Es un libro que regodea a la muerte, en medio de citas de textos de las obras de Gabo. Tanto el padre, Gabriel García Márquez, como la madre, Mercedes Barcha, tratan de esquivar, a base de su instinto vital, la arremetida final de la vida que es la muerte. Rodrigo García Barcha, un cineasta consagrado, escribe con estremecimiento una obra que recoge aquellos días de tristeza. La ‘Despedida’ se titula la obra de la editorial Random House, en librerías.

Es un ensayo que no tiene más trascendencia que dejar plasmados aquellos instantes en que, en medio de muchas horas inciertas, la vida fluctuaba entre el tiempo evaporado, un día sí, el otro no. Más hay allí, en la Despedida, de forma natural y casi que sin dejarse medir, un arroyo de ternura del hombre que vuelve a ser niño al recordar a su padre perdido ya entre las nubes de la inconsciencia. Es del caso anotar que el rigor de esos días que dejan marca de ese gran pasado, realmente lo que constituyen es el tránsito hacia la inmortalidad.

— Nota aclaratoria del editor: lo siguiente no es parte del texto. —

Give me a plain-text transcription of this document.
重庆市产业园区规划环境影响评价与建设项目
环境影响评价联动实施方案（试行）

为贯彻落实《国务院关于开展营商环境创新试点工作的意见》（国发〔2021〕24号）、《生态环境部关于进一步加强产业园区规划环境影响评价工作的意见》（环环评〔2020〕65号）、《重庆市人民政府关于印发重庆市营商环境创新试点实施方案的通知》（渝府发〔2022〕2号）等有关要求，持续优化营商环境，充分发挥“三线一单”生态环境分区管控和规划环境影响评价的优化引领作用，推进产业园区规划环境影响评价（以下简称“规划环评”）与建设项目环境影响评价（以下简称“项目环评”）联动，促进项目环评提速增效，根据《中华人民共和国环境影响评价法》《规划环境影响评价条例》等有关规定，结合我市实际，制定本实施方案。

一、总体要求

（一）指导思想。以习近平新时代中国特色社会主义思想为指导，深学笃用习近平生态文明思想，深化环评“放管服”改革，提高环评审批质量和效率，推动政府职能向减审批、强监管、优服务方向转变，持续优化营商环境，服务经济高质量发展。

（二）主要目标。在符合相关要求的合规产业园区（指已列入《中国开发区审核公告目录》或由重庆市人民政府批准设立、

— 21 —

Es obligado, para los que veneramos el recuerdo y la escritura de Gabo en todos sus aspectos, pensar en él y releer su obra como un gran regocijo intelectual. Cuando El Espectador nombra a Gabo corresponsal itinerante en Europa y él se dispone a viajar, arregla su partida yendo en primer lugar a Cartagena y luego, por tierra, a Barranquilla. Ese es el embrujo de recorrer de nuevo los viejos caminos en los que su alma sintió, como en la Hojarasca, la felicidad en medio del calor sofocante, con unas gotas de lluvia.

En el aeropuerto de la ciudad Heroica se encontró el escritor a un hombre llamado Lácides, portero del rascacielos en Bogotá donde él vivió. Y Gabo, lleno de regocijo, conmovido hasta las lágrimas, escribe como lo anota en ‘Vivir para contarla’:

“…Se me echó encima con un abrazo de verdad y los ojos en lágrimas, sin saber qué decir ni cómo tratarme. Al final de un intercambio atropellado, porque su autobús llegaba y el mío se iba, me dijo con un fervor que me dio en el alma: -Lo que no entiendo, don Gabriel, es por qué no me dijo nunca quién era usted.

“-Ay, mi querido Lácides -le contesté, más adolorido que él-, no podía decírselo porque todavía hoy ni yo mismo se quién soy yo”.

En los ‘Doce cuentos peregrinos’ María dos Prazeres era una prostituta brasileña, jubilada en Barcelona. Va a comprar una tumba para quedarse a vivir del todo en esa ciudad que le fascinaba. Gabo entonces anota:

“Solo cuando había terminado, y mientras guardaba otra vez los papeles en la cartera, el vendedor examinó la casa con una mirada consciente y lo estremeció el aliento mágico de su belleza. Volvió a mirar a María dos Prazeres como si fuera por primera vez.

“-¿Puedo hacerle una pregunta indiscreta? preguntó él. Ella lo dirigió hacia la puerta. -Por supuesto -le dijo- siempre que no sea la edad. -
Tengo la manía de adivinar el oficio de la gente por las cosas que hay en su casa, y la verdad es que aquí no acierto -dijo él-. ¿Qué hace usted? María dos Prazeres le contestó muerta de risa: -Soy puta, hijo. ¿O es que ya no se me nota?”.

No tuve el gusto de conocer a García Márquez. Empero, cuando fue encaneciendo mi bigote y el pelo un tanto rizado, una vez llegué a México. El aeropuerto estaba siendo reinaugurado y reventaba. Una cola enorme me atormentó por un largo pasillo, al final del cual había una gran puerta que daba al gigante salón de migración. Yo salí de mi primera gran fila y desemboqué en otra igual de larga, donde me enchoclé como una quebrada al río. Pero el que estaba atrás, grosero él, comenzó a vociferarme insultos que yo, con prudencia no oía, para más rabia del energúmeno.

De pronto pasa una muchacha muy linda, de uniforme y pañoleta al cuello. Ella me mira y se me acerca y me dice con la mayor educación:
“Que pena me da con ese maleducado. Por favor, sígame yo lo saco de este mal momento”. Le agradecí en el alma y, sin disimular, volteé la cabeza para hacerle con un dedo una señal de triunfo al energúmeno, quien casi muere. Fue entonces cuando llegamos al primer puesto frente a la caseta de inmigración. Ella me dice: “Para mí es un grande honor prestarle un pequeño servicio don Gabriel”. Yo le pregunto: ¿Cuál Gabriel? y ella me responde de inmediato: García Márquez. Entonces yo le digo, que ese no soy yo, y que como no quiero ese engaño, que mejor me devuelvo donde el energúmeno. Ella me dice: “No, por favor. Pero usted sí es”.